Gulf: Clampdown on sorcerers and witchcraft

More objects seized, S. Arabia creates police unit

11 June, 17:17

(ANSAmed) - DUBAI, JUNE 11 - In the shadow of the enormous skyscrapers in Dubai, symbols of modernity and innovation, old superstitions and black magic are still popular in the Emirate's intricate multicultural social web. At least according to the amount of ''material for witchcraft'' impounded by the border police: 92 cases in one year. Witchcraft is punishable with imprisonment in the United Arab Emirates, but in other Gulf states, like Saudi Arabia, culprits can even get the death penalty. Yesterday two Asian men were arrested at the airport when some bizarre and illegal objects were found in their luggage: texts containing magic spells and rituals, talismans, animal hides and bones, containers holding blood and other liquids, strings and strange rings: 1200 objects, classifiable in 28 categories, in total. ''Magic and witchcraft are dangerous practices that jeopardise society, manipulating the minds of people with problems,'' commented Ali Al Maghawi, director of customs operations, underlining that people's credulity is often used for fraud.

Women are often the easiest victims according to statistics. Islam explicitly forbids ''learning, teaching and practicing magic'' as well as consulting magicians, fortune-tellers, wizards and the likes because they go against the will of Allah, the only one to decide on the destiny of each individual, the Gran Mufti for Islamic Affairs, Ali Ahmad Masha'al, explains in newspaper Gulf News.

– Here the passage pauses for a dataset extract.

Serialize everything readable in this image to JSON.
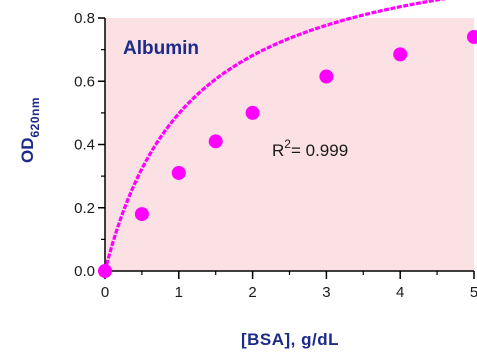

Saudi Arabia carried out two death sentence for witchcraft in 2011: a man from Sudan and an Arab woman were beheaded in a period of a few months. The year before, a Lebanese sorcerer, well-known from television, was arrested when entering the oil state. He was brought to trial and sentenced to death. The sentence was not carried out in the end because of strong international pressure. Despite the arrests and the severe penalties, many people are still seduced by magic. In March Saudi Arabia counted more than 580 cases, causing the country to form a special police team to fight ''all sorcerers and charlatans'' in the Kingdom, investing half a million euros and launching a large-scale national campaign. (ANSAmed).